It seemed unlikely when yesterday dawned that the biggest story in movie-land would be Lynne Ramsey, the British director of We Need to Talk About Kevin. But that’s how it turned out, as Ramsey announced her exit from Natalie Portman/Jude Law-starring western Jane Got a Gun by failing to show up for the first day of shooting.


That story looks certain to develop further as the film’s producers (of whom Portman is one) race to put a non-disastrous spin on this act of directorial defenestration, but in the meantime here are five more behind-the-scenes movie bust-ups…

5. Mervyn LeRoy and just about every director in Hollywood (The Wizard of Oz, 1939)

1939 might have been a golden year in Hollywood history in terms of genuine gems being hoisted up onto the silver screen, but so many directorial heads did roll that it was also something of a creative bloodbath.

Producer David O. Selznick chopped his way through three directors on Gone with the Wind, but Mervyn LeRoy doubled that tally on The Wizard of Oz, chalking up no fewer than six helmers in total – including LeRoy himself and three greats of the studio era, George Cukor, Victor Fleming and King Vidor.

4. Henri-Georges Clouzot and Serge Reggiani (Inferno, 1964)

With the mid-50s double whammy of The Wages of Fear and Les Diaboliques, French director Henri-Georges Clouzot established himself as a master of cinematic suspense, leading Columbia Pictures to hand him an unlimited budget and creative carte blanche for his new thriller, Inferno.

Conceived as an ambitious attempt to depict the psychological self-destruction of a husband convinced his young wife is cheating on him, the project floundered almost as soon as it started filming, culminating with leading man Serge Reggiani storming off set after a week, never to return.

Jean-Louis Trintignant arrived as a replacement, but departed without a frame being shot, and the whole movie was sunk when Clouzot suffered a (non-fatal) heart attack.
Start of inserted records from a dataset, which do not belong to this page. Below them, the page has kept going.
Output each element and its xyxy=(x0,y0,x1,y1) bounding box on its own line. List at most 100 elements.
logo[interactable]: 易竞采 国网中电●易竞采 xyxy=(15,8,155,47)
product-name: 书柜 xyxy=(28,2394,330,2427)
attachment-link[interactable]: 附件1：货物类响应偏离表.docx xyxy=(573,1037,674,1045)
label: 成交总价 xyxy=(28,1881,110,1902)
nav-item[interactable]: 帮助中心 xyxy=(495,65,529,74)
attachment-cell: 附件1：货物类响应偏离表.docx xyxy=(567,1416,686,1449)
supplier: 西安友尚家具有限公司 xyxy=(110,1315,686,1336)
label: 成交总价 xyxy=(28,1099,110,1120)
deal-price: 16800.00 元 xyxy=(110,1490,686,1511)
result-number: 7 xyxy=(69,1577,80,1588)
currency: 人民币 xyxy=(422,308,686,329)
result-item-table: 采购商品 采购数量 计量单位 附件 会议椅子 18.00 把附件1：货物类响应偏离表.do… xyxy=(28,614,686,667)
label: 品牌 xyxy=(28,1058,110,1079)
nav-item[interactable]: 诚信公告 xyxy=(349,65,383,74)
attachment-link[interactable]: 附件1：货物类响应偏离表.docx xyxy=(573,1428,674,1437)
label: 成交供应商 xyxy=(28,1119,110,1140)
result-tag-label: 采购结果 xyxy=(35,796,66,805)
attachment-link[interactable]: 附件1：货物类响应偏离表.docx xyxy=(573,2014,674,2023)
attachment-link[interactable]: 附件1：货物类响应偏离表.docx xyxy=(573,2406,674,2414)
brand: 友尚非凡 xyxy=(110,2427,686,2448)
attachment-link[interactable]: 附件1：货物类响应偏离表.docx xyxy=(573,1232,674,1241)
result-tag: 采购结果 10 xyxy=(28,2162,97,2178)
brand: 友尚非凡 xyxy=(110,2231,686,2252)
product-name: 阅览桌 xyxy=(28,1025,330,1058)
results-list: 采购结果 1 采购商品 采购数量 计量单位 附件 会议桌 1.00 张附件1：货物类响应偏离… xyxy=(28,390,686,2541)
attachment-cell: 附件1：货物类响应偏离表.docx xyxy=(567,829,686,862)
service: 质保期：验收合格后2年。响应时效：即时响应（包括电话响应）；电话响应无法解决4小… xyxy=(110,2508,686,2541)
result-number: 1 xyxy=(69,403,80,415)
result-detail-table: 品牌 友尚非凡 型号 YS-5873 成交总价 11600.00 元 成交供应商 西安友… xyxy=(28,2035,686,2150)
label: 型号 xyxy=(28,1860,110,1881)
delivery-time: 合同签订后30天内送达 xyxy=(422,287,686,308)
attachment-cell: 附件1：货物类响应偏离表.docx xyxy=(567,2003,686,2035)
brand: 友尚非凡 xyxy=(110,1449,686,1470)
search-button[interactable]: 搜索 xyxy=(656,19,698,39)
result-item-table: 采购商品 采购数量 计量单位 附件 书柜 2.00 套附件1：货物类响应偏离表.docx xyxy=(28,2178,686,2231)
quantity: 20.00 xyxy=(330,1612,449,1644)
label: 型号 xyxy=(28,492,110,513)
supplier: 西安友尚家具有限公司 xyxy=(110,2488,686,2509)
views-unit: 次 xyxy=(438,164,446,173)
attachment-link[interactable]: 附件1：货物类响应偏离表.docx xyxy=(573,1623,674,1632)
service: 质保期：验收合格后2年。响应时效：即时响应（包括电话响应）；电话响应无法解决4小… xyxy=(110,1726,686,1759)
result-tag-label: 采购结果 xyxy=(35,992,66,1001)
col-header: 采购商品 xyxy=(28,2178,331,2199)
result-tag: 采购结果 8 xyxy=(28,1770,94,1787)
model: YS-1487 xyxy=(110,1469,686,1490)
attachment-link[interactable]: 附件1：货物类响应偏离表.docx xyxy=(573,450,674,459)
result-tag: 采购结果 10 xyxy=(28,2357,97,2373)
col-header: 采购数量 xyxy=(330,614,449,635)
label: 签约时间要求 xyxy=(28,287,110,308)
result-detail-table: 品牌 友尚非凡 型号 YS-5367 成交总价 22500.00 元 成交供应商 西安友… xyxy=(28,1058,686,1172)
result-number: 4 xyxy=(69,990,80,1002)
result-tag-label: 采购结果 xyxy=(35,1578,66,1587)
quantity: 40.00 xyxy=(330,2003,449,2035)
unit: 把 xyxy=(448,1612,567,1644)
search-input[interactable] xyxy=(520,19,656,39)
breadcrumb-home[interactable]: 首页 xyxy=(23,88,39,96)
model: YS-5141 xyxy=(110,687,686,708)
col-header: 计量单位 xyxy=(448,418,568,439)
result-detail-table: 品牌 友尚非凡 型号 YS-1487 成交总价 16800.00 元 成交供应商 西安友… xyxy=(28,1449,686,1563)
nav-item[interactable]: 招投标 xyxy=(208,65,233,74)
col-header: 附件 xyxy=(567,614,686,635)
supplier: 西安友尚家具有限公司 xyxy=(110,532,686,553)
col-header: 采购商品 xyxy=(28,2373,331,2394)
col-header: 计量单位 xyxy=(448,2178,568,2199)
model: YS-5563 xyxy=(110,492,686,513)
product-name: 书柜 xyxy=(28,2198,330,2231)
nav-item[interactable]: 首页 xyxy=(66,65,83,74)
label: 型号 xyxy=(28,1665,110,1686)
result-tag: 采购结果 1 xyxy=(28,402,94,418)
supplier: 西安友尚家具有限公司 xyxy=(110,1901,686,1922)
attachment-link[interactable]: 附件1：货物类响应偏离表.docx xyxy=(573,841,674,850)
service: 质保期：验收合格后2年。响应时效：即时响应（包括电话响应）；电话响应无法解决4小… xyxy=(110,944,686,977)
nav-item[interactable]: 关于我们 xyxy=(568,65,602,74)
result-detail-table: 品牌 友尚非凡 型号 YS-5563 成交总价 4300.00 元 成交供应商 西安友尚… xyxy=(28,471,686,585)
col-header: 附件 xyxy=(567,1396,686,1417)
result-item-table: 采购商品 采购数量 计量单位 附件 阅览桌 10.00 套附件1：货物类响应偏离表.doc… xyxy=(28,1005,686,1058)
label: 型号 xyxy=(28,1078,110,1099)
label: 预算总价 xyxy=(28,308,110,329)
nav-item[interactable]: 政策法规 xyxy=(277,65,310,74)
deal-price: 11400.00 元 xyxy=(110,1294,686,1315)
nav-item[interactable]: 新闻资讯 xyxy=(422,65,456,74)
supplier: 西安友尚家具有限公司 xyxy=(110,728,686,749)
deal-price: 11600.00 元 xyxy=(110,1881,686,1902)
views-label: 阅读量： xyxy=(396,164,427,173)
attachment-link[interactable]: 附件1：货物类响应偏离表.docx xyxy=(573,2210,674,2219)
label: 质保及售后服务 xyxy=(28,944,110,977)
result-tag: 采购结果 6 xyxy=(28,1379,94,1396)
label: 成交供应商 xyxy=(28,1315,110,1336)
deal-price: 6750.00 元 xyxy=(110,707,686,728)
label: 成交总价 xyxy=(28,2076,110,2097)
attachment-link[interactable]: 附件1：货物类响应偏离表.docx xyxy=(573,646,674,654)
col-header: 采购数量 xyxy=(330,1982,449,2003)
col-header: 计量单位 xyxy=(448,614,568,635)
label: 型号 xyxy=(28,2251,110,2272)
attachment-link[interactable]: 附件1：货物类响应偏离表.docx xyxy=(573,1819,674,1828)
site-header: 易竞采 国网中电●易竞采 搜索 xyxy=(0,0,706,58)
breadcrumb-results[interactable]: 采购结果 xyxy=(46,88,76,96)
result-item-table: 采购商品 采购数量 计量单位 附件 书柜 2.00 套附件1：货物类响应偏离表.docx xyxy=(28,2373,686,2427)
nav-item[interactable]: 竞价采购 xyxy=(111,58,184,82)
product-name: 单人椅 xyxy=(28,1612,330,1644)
Inferno was eventually filmed in 1994 by Claude Chabrol, 17 years after Clouzot’s death.

3. Val Kilmer and everyone else on The Island of Doctor Moreau (1996)

‘Disaster’ is probably the word to sum up this notorious mid-90s bomb.

To surmise the most commonly disseminated version of events: Val Kilmer switched parts and declined to deliver his dialogue, with his truculence resulting in director Richard Stanley being fired (Stanley loitered round the production, disguised as one of the story’s mutant islanders).

With Kilmer having relegated himself to a supporting role, his replacement as leading man, Rob Morrow, quit the movie, while the good Doctor himself, Marlon Brando, famously dissed Kilmer by allegedly accusing him of confusing the size of his paycheque with the size of his talent (the England football team, are you listening?).

Panned to oblivion and a box office turd, the deranged lunacy of the movie is most notably commemorated by Dr. Evil and Mini-Me’s piano duet in the second Austin Powers movie.

2. Guillermo del Toro and the Weinsteins (Mimic, 1997)

Having made a splash with his big screen debut, Cronos, Mexican FX ace Guillermo del Toro was duly lined up to direct insect horror schlocker Mimic on behalf of Bob and Harvey Weinstein’s genre imprint, Dimension Films, with recent Oscar-winner Mira Sorvino playing his leading lady.

A dream come true? Anything but according to del Toro: “I remember the worst experience, even above the kidnapping of my father, was shooting Mimic.” The director was eventually fired by the Weinsteins – only for Sorvino to refuse to accept his exit, forcing her then-boyfriend Quentin Tarantino to step in to mediate.

The film was completed by del Toro, but the bruising experience resulted in him retreating to Spain and The Devil’s Backbone. “Mimic was such a bad experience that I didn’t want to go back and do an American movie again,” he later reflected, although of course he did – with his latest, Pacific Rim, opening this July.

1. Kevin Feige and Ed Norton (The Avengers, 2012)

The Avengers had always been the ultimate goal for Marvel Studios’ President of Production Kevin Feige. To bring together the various stars of Marvel’s solo movies in the blockbuster to beat all blockbusters.

But with Robert Downey Jr, Chris Hemsworth, Scarlett Johansson and Chris Evans all signed up, there was one name missing: Ed Norton, star of Marvel’s Incredible Hulk.

Feige’s own take on the omission? “Our decision is definitely not one based on monetary factors, but instead rooted in the need for an actor who embodies the creativity and collaborative spirit of our other talented cast members.”

Rumours flew that Norton’s demand for input into director Joss Whedon’s script triggered the schism, although the actor’s agent took Feige to task, calling his remarks “unprofessional, disingenuous and clearly defamatory”.

However if Norton won that PR war, Marvel came out on top overall, with its recast Hulk, Mark Ruffalo, helping The Avengers deliver a $1.5billion box office bonanza.